For Olivia Griffin, BSN ’67, travel has been its own kind of classroom. And with the newly created Olivia Womble Griffin Global Nursing Scholarship, she will broaden the horizons of nursing students for years to come.
Griffin’s scholarship will support a global health experience for an undergraduate nursing student each year, an idea inspired by Griffin’s own experiences caring for underserved patients in Africa and Bolivia.
“The beauty of giving back to the School of Nursing is that you can pair what you’re interested in with what the students at the school need,” she says. “I’ve been going to various countries to work in clinical settings all my adult life, and experiencing nursing abroad is a valuable learning experience so unlike just being a tourist.”
Griffin is part of the School’s dynamic Class of 1967, a group that has remained close to one another – and the School – for more than 50 years.
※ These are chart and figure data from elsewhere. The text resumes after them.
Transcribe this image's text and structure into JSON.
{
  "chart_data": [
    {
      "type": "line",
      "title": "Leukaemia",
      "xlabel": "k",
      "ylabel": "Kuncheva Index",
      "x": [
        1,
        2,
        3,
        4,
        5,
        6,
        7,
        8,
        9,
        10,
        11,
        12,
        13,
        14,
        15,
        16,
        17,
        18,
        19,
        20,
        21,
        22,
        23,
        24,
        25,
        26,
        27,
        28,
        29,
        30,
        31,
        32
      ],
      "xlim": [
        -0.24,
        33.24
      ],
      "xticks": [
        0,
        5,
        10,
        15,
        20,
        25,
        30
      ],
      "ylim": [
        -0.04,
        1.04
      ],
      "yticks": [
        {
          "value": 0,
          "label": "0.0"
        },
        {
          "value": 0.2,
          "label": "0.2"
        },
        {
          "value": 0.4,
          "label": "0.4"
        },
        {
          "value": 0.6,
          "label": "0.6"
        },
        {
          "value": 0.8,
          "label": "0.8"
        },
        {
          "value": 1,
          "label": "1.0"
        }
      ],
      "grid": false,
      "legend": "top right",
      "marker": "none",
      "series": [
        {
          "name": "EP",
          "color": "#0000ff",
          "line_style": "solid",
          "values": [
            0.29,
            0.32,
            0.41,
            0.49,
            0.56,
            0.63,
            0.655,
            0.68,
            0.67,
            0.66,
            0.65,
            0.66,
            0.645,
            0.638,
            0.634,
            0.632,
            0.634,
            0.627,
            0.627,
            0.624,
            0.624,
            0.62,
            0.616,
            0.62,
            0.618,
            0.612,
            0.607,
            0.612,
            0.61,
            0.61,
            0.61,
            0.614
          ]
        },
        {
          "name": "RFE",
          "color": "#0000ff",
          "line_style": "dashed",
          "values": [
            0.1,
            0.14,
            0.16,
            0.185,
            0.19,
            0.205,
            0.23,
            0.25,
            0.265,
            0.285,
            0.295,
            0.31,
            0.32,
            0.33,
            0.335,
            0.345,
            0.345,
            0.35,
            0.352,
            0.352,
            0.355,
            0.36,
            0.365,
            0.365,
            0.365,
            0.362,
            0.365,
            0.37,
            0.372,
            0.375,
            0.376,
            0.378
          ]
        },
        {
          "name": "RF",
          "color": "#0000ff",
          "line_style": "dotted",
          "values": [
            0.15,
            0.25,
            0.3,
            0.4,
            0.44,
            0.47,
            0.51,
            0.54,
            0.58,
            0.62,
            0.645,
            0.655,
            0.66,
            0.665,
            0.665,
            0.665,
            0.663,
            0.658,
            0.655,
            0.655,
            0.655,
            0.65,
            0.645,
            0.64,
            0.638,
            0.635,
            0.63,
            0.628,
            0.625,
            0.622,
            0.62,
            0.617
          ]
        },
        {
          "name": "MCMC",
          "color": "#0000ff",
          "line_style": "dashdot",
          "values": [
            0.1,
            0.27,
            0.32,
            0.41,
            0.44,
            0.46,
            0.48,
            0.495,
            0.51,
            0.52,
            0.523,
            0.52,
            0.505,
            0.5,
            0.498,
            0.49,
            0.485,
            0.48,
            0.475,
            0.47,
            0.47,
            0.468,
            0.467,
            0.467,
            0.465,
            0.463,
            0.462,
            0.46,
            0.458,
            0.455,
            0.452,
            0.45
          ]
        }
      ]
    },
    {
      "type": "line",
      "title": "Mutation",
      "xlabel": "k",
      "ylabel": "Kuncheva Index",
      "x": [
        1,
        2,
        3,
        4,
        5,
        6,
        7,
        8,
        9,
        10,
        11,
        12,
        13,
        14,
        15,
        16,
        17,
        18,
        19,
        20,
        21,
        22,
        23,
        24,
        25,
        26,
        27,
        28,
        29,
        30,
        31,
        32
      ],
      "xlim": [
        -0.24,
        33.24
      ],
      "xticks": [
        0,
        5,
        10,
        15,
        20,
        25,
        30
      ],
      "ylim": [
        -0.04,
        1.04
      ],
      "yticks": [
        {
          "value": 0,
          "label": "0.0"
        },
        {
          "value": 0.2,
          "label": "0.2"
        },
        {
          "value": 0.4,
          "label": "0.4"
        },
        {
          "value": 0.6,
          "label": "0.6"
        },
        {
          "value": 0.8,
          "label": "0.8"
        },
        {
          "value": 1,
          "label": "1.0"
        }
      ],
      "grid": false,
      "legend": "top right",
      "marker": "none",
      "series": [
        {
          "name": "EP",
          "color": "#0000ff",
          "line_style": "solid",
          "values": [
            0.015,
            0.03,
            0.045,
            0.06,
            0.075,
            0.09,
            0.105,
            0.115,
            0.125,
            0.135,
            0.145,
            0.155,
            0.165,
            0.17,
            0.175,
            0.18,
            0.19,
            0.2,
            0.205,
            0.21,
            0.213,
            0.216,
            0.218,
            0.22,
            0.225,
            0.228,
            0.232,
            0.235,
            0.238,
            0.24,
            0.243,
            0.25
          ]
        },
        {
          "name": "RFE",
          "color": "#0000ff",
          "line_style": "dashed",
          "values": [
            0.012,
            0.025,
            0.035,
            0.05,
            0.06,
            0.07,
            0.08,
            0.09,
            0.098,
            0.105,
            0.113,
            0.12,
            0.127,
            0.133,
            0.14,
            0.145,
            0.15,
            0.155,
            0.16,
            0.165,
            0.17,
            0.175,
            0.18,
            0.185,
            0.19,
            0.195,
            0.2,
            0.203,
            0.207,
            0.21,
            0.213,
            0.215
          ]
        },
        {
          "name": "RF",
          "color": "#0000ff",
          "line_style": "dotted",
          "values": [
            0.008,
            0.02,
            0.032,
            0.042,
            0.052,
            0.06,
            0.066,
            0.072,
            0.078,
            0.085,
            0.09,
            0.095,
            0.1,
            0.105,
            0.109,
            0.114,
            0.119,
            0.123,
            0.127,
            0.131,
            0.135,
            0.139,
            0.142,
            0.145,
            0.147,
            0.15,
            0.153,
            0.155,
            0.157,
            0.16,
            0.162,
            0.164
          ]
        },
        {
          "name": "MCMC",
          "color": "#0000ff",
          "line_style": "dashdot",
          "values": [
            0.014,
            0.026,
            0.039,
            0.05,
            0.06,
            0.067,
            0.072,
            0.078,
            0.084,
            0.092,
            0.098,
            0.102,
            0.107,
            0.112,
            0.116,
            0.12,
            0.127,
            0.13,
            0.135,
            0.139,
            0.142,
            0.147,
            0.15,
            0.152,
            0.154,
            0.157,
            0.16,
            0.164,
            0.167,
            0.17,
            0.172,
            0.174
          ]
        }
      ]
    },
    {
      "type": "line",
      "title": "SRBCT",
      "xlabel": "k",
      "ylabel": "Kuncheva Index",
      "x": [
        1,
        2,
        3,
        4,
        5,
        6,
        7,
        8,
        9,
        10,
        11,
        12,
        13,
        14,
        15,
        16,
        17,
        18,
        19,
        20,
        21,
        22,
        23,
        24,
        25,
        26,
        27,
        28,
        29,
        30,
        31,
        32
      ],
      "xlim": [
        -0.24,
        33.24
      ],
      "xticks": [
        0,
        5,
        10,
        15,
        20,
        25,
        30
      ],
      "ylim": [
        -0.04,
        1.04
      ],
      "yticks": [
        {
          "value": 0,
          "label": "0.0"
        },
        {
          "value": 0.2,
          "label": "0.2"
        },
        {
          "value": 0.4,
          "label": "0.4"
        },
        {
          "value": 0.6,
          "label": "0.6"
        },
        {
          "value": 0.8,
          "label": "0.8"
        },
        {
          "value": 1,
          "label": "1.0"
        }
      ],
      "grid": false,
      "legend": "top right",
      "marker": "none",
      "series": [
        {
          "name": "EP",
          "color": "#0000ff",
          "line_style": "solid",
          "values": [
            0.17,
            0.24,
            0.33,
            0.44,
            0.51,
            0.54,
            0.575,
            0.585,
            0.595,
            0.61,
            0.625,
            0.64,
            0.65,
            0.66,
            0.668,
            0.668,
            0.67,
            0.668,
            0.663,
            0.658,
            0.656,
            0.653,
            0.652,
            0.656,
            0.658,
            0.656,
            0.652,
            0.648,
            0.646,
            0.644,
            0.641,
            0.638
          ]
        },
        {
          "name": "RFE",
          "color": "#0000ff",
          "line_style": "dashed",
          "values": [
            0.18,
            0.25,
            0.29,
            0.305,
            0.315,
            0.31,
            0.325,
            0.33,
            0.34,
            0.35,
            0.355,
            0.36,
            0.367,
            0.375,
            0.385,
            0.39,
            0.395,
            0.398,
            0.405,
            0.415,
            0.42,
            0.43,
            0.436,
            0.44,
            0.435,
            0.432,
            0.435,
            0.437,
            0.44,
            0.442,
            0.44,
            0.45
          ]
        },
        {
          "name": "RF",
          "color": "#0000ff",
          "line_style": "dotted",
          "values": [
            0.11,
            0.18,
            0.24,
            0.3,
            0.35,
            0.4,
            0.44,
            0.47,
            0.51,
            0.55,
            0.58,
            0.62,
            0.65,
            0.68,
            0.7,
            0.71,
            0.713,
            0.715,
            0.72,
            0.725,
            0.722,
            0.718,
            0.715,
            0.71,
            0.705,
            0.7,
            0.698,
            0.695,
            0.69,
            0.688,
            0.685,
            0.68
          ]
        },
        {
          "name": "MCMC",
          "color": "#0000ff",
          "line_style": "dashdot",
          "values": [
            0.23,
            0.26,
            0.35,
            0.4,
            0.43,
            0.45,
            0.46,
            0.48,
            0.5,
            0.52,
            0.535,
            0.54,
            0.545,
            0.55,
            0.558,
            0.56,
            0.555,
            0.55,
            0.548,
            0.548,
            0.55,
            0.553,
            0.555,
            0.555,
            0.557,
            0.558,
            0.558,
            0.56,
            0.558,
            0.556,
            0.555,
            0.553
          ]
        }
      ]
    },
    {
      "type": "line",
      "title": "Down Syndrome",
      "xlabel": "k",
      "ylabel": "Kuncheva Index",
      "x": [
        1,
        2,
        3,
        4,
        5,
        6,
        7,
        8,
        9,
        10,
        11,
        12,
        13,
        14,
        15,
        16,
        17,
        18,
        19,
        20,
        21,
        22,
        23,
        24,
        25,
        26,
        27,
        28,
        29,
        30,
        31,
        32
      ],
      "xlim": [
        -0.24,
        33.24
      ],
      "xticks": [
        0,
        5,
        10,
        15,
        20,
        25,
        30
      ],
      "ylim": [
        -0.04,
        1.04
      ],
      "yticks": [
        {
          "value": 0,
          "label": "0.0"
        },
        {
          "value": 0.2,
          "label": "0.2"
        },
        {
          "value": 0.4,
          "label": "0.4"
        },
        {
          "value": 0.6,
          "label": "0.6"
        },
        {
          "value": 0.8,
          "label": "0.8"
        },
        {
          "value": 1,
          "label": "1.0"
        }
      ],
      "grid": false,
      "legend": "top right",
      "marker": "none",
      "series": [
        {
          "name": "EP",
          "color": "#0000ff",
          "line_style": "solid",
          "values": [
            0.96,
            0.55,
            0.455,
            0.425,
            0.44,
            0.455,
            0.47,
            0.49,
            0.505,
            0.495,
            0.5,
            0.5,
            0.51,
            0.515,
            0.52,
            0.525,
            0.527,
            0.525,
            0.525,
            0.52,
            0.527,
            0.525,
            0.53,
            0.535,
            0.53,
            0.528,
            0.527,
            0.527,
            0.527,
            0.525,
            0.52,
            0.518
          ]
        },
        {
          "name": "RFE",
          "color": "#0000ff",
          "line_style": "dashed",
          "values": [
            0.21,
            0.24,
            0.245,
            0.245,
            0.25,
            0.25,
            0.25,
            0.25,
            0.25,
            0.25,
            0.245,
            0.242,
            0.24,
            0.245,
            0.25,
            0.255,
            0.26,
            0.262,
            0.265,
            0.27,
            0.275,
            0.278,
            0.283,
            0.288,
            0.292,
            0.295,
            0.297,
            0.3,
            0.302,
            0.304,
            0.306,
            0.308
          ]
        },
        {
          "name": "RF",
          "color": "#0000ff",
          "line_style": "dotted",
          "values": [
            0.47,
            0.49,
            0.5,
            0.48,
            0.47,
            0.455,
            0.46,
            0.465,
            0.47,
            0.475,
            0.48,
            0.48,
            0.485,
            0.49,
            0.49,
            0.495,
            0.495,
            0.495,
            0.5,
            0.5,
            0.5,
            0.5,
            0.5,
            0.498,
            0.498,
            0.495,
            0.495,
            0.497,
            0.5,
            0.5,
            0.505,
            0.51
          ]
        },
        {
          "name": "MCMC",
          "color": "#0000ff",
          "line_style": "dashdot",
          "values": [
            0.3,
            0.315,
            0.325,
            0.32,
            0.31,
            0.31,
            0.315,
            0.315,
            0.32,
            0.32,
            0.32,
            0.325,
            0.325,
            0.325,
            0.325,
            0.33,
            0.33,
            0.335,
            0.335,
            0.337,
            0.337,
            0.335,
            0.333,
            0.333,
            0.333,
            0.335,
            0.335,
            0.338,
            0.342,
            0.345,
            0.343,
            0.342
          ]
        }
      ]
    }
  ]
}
She says this scholarship is how she can honor those relationships and show gratitude for her nursing education.
When Griffin was in her late 20s and working as a nurse in the Catawba County health department, she was encouraged to go on a mission trip. Coming from rural Scotland County in southeast North Carolina to Chapel Hill as a student had already been “quite a jolt,” she says.
“There was little diversity in that small town and coming to Carolina broadened my outlook.”
Serving patients in another country further opened her eyes, giving her a deep affection for other cultures. Griffin fell in love with helping patients abroad, and with her husband, an ophthalmologist, she has traveled across the world many times to treat underserved populations. Together they have inspired their children and grandchildren to embark on mission trips through church and clubs, as well.
Not all students have the means or opportunity to travel, Griffin says. It’s difficult to have global experiences when you’re in school, and you have to work. This scholarship is intended to ease that burden and allow for learning in new and meaningful ways.
“This is what I can do for our students,” she says. “I would hope that it opens their eyes to the differences in cultures and allows them to appreciate those differences while realizing we all have the same basic needs. I hope they will be touched by what they can receive by being in places that are so unlike what we have here in the United States.”